Rien que ça ! Ce soir-là, sur son smartphone, Karim Oumnia reçoit un mail de Steve Wozniak. “Woz” pour les intimes n’est autre que le cofondateur d’Apple avec Steve Jobs. Un gourou de la communauté geek mondiale. “Je l’ai rencontré aux Etats-Unis, lors du concours mondial des start-up. Il était membre du jury”, précise humblement l’ingénieur. Car sa société, Digitsole, s’est hissée en finale en mars dernier à San Francisco. Un cocorico pour les entreprises françaises, d’autant qu’il avait déjà remporté la compétition en Europe. L’entreprise est une habituée du Consumer Electronics Show (CES) de Las Vegas, où son stand, aux couleurs de la French Tech, était pris d’assaut par les visiteurs, parmi lesquels Emmanuel Macron, alors ministre de l’Economie : “Il a aimé notre philosophie de l’innovation et a été bluffé par notre smartshoe auto-laçante.” Mais Karim Oumnia garde la tête sur les épaules.

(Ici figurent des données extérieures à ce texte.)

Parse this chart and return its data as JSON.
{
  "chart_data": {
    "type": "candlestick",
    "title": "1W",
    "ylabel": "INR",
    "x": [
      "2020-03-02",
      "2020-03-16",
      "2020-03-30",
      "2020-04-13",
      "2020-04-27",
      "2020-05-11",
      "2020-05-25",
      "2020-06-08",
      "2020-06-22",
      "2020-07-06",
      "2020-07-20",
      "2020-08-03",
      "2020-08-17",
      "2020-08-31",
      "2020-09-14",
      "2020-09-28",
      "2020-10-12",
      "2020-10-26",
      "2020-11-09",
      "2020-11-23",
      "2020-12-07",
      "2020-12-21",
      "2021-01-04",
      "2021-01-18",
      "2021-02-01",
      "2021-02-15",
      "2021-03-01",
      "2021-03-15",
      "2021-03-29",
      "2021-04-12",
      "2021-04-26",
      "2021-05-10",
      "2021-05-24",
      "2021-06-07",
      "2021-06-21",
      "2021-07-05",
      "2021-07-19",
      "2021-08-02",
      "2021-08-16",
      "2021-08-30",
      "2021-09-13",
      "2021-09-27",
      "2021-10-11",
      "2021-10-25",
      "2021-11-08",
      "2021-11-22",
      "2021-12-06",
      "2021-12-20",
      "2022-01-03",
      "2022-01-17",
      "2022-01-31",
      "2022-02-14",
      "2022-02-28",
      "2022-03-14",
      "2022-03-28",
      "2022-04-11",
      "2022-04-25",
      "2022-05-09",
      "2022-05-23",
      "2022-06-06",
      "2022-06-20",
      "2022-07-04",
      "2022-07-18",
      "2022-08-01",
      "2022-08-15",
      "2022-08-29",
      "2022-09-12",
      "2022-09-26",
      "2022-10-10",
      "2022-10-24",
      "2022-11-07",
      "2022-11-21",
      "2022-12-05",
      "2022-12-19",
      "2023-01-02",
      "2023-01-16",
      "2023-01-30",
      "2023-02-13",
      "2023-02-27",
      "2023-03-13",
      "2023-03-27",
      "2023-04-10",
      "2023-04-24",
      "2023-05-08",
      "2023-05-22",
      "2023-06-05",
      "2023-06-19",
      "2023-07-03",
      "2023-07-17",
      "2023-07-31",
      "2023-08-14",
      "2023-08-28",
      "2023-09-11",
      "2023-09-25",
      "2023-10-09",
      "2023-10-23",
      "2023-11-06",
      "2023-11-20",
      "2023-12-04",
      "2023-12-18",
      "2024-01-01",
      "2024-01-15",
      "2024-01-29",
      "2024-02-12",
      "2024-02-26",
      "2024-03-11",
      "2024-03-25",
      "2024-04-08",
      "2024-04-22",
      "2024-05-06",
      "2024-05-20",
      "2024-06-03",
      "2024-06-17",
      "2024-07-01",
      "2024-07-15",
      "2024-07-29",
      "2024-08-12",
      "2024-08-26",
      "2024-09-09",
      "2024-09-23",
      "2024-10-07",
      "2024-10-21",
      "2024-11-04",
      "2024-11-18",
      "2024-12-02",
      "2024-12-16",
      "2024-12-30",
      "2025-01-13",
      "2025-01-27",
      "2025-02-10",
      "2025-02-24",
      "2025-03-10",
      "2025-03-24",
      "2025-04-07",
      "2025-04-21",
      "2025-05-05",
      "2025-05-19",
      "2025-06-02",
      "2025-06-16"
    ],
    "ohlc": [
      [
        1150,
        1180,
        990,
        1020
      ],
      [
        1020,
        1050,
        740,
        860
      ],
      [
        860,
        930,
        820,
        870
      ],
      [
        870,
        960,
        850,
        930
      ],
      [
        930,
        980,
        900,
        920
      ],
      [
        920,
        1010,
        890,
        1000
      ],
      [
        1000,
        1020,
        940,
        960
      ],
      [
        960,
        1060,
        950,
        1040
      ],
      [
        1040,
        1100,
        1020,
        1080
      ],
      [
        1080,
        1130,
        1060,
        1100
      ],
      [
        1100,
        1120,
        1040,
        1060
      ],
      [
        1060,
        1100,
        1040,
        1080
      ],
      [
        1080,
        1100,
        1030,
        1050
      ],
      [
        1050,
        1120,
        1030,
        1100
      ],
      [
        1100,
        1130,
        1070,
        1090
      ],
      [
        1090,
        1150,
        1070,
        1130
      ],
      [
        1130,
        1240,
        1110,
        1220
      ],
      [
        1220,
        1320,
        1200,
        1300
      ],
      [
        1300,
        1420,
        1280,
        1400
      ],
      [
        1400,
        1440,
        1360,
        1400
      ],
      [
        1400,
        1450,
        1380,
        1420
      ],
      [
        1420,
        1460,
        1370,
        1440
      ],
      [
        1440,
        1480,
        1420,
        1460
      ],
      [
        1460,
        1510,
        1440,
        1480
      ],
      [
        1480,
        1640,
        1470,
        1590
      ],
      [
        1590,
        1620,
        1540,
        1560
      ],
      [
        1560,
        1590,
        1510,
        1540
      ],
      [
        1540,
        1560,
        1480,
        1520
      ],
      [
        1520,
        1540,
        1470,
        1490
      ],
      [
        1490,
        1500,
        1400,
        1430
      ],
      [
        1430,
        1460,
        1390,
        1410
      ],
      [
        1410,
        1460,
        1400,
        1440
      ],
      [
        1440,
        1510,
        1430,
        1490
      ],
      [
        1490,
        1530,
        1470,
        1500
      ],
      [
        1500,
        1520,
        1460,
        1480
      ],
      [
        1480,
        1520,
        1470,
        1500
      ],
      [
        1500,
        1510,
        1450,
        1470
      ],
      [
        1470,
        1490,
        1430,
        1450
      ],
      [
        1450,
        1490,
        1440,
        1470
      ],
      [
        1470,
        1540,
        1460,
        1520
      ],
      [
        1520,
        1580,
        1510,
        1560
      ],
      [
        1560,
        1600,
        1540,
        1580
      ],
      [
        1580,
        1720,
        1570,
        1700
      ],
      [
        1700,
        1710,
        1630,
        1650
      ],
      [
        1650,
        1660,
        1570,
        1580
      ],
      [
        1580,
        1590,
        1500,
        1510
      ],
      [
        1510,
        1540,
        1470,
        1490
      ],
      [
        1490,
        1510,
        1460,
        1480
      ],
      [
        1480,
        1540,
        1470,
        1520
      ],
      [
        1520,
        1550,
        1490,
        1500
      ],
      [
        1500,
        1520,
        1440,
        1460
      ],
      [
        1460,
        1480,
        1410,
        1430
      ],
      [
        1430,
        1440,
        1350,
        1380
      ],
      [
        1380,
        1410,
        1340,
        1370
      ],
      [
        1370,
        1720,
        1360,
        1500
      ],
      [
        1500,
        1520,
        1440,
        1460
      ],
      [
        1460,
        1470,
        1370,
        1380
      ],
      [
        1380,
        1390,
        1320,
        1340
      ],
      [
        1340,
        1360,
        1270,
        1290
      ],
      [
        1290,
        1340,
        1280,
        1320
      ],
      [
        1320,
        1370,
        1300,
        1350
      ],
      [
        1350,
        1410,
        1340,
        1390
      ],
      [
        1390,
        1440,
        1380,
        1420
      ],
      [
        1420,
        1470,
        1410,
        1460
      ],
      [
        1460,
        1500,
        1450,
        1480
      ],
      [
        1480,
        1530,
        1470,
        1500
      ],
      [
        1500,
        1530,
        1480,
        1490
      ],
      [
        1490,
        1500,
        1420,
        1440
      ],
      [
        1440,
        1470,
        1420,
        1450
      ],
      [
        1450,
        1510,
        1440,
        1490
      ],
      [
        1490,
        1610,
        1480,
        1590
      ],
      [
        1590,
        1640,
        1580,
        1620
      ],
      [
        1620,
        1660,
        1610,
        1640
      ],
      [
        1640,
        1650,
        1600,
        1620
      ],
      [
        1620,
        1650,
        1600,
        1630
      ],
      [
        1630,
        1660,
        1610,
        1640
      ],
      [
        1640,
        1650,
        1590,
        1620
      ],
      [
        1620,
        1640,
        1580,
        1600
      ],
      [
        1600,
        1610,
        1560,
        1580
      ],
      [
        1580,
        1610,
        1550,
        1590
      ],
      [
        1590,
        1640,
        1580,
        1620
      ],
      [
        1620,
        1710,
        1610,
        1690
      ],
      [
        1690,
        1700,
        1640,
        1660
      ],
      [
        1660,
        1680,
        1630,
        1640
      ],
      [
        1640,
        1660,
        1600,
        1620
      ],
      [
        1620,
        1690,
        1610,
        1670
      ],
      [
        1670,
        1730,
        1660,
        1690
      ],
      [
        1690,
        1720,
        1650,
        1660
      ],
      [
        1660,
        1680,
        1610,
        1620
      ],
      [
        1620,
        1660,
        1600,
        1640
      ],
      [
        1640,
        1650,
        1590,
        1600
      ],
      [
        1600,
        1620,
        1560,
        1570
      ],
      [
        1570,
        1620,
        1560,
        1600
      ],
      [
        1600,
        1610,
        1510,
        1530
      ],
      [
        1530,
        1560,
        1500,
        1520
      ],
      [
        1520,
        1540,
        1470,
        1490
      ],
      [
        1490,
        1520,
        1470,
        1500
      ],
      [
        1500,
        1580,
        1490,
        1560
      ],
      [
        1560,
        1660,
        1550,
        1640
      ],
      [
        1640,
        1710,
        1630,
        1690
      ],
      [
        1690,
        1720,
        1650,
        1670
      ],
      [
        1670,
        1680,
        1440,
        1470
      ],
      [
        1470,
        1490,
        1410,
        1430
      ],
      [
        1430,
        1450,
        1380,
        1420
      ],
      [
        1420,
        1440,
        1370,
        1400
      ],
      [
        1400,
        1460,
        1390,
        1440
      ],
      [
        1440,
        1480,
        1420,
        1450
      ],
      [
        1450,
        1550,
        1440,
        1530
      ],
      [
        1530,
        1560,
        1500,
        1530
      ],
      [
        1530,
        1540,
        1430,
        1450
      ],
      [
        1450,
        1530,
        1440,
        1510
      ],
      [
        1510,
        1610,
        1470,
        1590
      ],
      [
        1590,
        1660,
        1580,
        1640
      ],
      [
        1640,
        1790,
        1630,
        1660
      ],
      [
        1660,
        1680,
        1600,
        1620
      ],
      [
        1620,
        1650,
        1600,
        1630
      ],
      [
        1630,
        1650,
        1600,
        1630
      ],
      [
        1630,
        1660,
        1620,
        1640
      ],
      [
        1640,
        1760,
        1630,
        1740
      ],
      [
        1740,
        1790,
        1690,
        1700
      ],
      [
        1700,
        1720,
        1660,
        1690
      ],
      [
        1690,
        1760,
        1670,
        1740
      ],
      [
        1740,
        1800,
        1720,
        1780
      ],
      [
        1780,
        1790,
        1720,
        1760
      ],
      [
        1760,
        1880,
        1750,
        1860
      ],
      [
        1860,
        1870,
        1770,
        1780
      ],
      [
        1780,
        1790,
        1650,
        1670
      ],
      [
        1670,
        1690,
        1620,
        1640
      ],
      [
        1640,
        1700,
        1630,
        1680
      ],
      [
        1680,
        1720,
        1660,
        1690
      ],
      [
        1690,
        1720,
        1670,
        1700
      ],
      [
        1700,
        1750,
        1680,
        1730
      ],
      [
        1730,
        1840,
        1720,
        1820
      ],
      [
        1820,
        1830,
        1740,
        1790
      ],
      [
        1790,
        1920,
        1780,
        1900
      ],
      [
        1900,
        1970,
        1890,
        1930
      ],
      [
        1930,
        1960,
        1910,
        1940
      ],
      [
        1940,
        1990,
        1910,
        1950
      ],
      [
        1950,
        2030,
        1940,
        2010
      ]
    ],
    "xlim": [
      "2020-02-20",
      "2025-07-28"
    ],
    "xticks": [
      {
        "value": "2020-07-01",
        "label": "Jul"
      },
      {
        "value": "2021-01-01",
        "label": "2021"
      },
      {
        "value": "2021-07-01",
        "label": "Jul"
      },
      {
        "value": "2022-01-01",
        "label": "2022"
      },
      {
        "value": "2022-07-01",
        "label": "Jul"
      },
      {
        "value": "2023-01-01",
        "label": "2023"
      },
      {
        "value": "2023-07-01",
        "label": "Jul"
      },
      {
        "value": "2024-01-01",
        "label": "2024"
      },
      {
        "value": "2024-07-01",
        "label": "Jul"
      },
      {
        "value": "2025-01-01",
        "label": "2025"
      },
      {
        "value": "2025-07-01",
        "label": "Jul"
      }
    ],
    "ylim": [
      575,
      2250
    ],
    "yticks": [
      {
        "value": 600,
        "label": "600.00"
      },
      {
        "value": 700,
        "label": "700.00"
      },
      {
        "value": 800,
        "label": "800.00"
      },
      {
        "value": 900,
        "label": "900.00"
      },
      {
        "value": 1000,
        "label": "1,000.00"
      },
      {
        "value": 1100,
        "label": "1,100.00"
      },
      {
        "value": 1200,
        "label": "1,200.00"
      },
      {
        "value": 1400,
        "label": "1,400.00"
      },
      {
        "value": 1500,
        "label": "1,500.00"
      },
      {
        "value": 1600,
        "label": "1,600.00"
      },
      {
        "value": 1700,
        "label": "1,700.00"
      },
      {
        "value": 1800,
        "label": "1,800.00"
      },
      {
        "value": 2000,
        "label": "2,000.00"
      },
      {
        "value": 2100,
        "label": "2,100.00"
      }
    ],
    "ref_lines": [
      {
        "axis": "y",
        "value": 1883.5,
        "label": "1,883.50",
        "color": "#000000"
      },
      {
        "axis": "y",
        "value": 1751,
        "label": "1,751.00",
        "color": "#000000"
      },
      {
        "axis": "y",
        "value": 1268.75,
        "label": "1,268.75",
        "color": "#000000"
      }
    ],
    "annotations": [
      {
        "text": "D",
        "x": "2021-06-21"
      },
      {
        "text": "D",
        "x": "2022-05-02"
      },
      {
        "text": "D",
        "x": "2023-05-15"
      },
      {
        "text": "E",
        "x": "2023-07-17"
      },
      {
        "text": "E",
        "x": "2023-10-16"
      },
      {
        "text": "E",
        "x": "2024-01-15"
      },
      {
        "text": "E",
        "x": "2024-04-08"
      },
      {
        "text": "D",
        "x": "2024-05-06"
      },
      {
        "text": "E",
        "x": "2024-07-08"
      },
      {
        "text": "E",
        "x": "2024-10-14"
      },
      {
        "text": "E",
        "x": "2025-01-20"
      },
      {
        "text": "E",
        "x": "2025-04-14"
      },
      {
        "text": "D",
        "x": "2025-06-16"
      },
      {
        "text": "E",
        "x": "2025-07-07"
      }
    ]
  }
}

Un double savoir-faire : high-tech et textile
Loin d’être un gadget, cette semelle connectée, pilotée par smartphone, uniquement chauffante à sa création en 2013, est devenue un véritable objet scientifique. Pour preuve, une de ses fonctions parmi d’autres : la détection des risques de blessure et de fatigue en temps réel. Une semelle interactive : “Elle communique avec vous, peut vous coacher pendant la course et vous prévenir si votre foulée est bonne et régulière. C’est pratique et bon pour la santé”, explique son créateur.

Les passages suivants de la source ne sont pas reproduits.